As for cyber risk, both indicators can tell us something about that, but they are only part of the equation. I’ll explore competing interpretations of cyber risk in a future blog, but for now let’s use a basic formula from many management textbooks:
(Cyber) Risk = Threat x Vulnerability x Impact
Both the Microsoft malware encounter rate and the ITU GCI score are national indicators for the middle term: vulnerability. They tell us almost nothing about threat or impact and therefore can give us only a very incomplete picture of cyber risk.
When we gather data for cyber risk and cyber harm we may find that there is no Cyber Security Canyon, or that it looks quite different to the Cyber Capacity Canyon we’ve seen so far. I can only speculate.
Can we rely on our indicators?
We need more cyber indicators to capture risk and harm, but can we even be sure the indicators we already have are reliable?
What I find most striking about the two cyber indicators I’ve used in this blog is the difference in their deviation around the trend line. The Microsoft encounter rate sticks pretty closely to its trend line, but the ITU’s GCI score deviates noticeably. In the GCI data we see countries with near identical low incomes where one has almost zero cyber security capacity and the other has a capacity level just short of the most advanced cyber nations. We don’t find that pattern in the ITU’s internet access data.
Suffice to say the lower deviation in the Microsoft data means it’s the cyber indicator in which I have greater confidence. However, I appreciate the effort that has gone into producing both data sets over several years and I expect the trend line in the ITU’s data will be confirmed by other capacity review studies.
The need for further research and cyber security capacity building
I feel fairly confident we have found a Cyber Capacity Canyon, but more is needed to explore its geography. By augmenting ITU’s capacity data with other sources we could be more confident that it is as wide as it looks. By adding other indicators, for example covering threat and impact, we could see if it extends into the territory of cyber risk and cyber harm – meaning we’ve found a Cyber Security Canyon.
Should we wait for this further research before acting? I think that would be a mistake.
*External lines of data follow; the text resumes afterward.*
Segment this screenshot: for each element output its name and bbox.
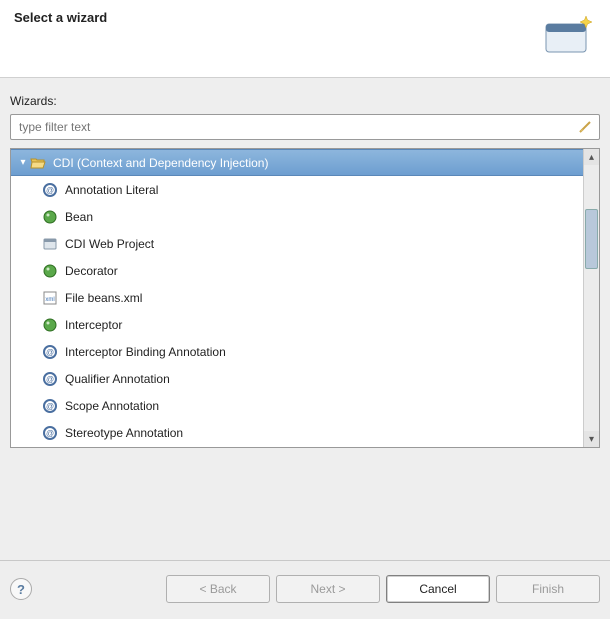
wizard-banner-icon — [540, 10, 596, 60]
tree-item[interactable]: Bean — [11, 203, 583, 230]
tree-item-label: Interceptor — [65, 318, 122, 332]
wizard-tree-container: ▾ CDI (Context and Dependency Injection)… — [10, 148, 600, 448]
svg-text:xml: xml — [45, 297, 54, 303]
filter-container — [10, 114, 600, 140]
tree-item-label: File beans.xml — [65, 291, 142, 305]
tree-item-label: Interceptor Binding Annotation — [65, 345, 226, 359]
scroll-up-icon[interactable]: ▴ — [584, 149, 599, 165]
filter-input[interactable] — [17, 119, 577, 135]
tree-item[interactable]: @ Interceptor Binding Annotation — [11, 338, 583, 365]
dialog-content: Wizards: ▾ CDI (Context and Dependency I… — [0, 78, 610, 448]
svg-text:@: @ — [46, 375, 54, 384]
web-icon — [41, 236, 59, 252]
annotation-icon: @ — [41, 371, 59, 387]
annotation-icon: @ — [41, 182, 59, 198]
tree-item[interactable]: CDI Web Project — [11, 230, 583, 257]
scroll-thumb[interactable] — [585, 209, 598, 269]
button-bar: < Back Next > Cancel Finish — [166, 575, 600, 603]
tree-item[interactable]: Decorator — [11, 257, 583, 284]
bean-icon — [41, 317, 59, 333]
scroll-down-icon[interactable]: ▾ — [584, 431, 599, 447]
tree-category-cdi[interactable]: ▾ CDI (Context and Dependency Injection) — [11, 149, 583, 176]
page-title: Select a wizard — [14, 10, 107, 25]
bean-icon — [41, 209, 59, 225]
next-button[interactable]: Next > — [276, 575, 380, 603]
tree-item[interactable]: xml File beans.xml — [11, 284, 583, 311]
wizards-label: Wizards: — [10, 94, 600, 108]
back-button[interactable]: < Back — [166, 575, 270, 603]
bean-icon — [41, 263, 59, 279]
expand-toggle-icon[interactable]: ▾ — [17, 157, 29, 168]
svg-text:@: @ — [46, 429, 54, 438]
tree-item-label: CDI Web Project — [65, 237, 154, 251]
svg-text:@: @ — [46, 348, 54, 357]
cancel-button[interactable]: Cancel — [386, 575, 490, 603]
tree-item-label: Bean — [65, 210, 93, 224]
svg-text:@: @ — [46, 186, 54, 195]
dialog-footer: ? < Back Next > Cancel Finish — [0, 560, 610, 619]
tree-item[interactable]: @ Scope Annotation — [11, 392, 583, 419]
tree-item[interactable]: @ Stereotype Annotation — [11, 419, 583, 446]
tree-item[interactable]: Interceptor — [11, 311, 583, 338]
help-icon: ? — [17, 582, 25, 597]
xml-icon: xml — [41, 290, 59, 306]
tree-item-label: CDI (Context and Dependency Injection) — [53, 156, 268, 170]
folder-open-icon — [29, 155, 47, 171]
finish-button[interactable]: Finish — [496, 575, 600, 603]
tree-item-label: Stereotype Annotation — [65, 426, 183, 440]
dialog-header: Select a wizard — [0, 0, 610, 78]
wizard-tree[interactable]: ▾ CDI (Context and Dependency Injection)… — [11, 149, 583, 447]
tree-item[interactable]: @ Annotation Literal — [11, 176, 583, 203]
tree-item-label: Qualifier Annotation — [65, 372, 170, 386]
vertical-scrollbar[interactable]: ▴ ▾ — [583, 149, 599, 447]
tree-item[interactable]: @ Qualifier Annotation — [11, 365, 583, 392]
clear-filter-icon[interactable] — [577, 119, 593, 135]
svg-text:@: @ — [46, 402, 54, 411]
tree-item-label: Annotation Literal — [65, 183, 158, 197]
annotation-icon: @ — [41, 344, 59, 360]
annotation-icon: @ — [41, 398, 59, 414]
tree-item-label: Decorator — [65, 264, 118, 278]
annotation-icon: @ — [41, 425, 59, 441]
tree-item-label: Scope Annotation — [65, 399, 159, 413]
help-button[interactable]: ? — [10, 578, 32, 600]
We have enough data to know that poorer countries are being left behind in terms of their capacity to protect themselves and their populations. That alone is enough reason to act now: for their sake and for the sake of the global systems that are connected to them.
Now is the time for international cyber security capacity building.
Agreed. Actually, we need to look at data sets of one study or another within a prescribed life span of that data with a requisite expiration date, due to the construct of those data sets. Especially those aiming to be more holistic that may not consider or have the capacity to consider the ever-evolving landscape.
You mean every methodology for measuring national cyber security capacity and every data point they collect should be updated/refreshed after a certain time period because cyber evolves so fast? How about a ‘best by’ date instead of an expiration date?